- Born: 1948 Columbus, Ohio
- Occupation: Television hostess

= Terry Murphy (broadcaster) =

American TV host & broadcaster (b.1948)

Terry Murphy is a television host and correspondent, best known for her nine years (1989–1998) anchoring the tabloid show Hard Copy and, since 2003, reporting for the entertainment show Extra. Previously, she was a news anchor at WLS-TV in Chicago (1976–1980), and at KNXT/KCBS-TV (1980–1984) and KABC-TV (1984–1987), both in Los Angeles; she later returned to KCBS (1987–1989) before moving on to Hard Copy. Terry Murphy also worked for WJBK-TV (CBS) Detroit in the early 1970s. She appeared in a natural acting role as herself, on Married... with Children in the episode "Shoeway to Heaven" (1994).

==Personal life==
Murphy, a native of Columbus, Ohio and a Delta Gamma alumnus, lives in Los Angeles and is the divorced mother of two sons. Graduated from the University of Cincinnati in 1972. She recently got remarried to Murray Levy, a former security officer for Nicolas Cage.
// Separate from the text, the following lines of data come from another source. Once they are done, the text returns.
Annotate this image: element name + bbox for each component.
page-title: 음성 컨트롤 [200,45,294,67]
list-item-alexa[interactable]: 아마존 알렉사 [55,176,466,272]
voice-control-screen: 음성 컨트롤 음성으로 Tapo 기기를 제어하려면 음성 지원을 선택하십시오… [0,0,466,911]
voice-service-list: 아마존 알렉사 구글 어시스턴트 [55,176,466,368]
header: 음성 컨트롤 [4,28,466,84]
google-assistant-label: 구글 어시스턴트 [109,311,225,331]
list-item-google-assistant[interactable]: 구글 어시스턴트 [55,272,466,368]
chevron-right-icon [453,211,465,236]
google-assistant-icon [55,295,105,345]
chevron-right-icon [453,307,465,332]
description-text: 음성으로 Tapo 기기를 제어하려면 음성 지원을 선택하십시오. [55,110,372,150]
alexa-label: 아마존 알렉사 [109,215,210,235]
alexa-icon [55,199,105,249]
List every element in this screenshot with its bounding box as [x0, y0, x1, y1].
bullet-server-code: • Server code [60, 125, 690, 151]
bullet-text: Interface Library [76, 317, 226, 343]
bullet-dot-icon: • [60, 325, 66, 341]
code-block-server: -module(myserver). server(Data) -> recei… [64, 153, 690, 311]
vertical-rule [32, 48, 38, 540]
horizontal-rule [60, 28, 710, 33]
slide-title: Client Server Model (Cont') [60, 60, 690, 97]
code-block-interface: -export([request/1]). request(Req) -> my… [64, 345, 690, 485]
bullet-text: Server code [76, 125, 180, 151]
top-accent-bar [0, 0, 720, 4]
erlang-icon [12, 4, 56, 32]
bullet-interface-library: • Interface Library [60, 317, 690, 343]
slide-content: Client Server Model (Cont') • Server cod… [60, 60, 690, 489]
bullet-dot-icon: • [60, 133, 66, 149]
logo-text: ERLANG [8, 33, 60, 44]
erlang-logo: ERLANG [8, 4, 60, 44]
Murphy was an active fundraiser in Big Bear Lake, CA, where she served as host for the March of Dimes Celebrity Ski Classic from 1993–1996. Murphy had a second home there at the time, where her son, Justin Timsit, ski raced with the Snow Summit Race Team.

Murphy was born Terry Chellis. She went to Bishop Hartley High in Columbus and was 1966 Miss Ohio.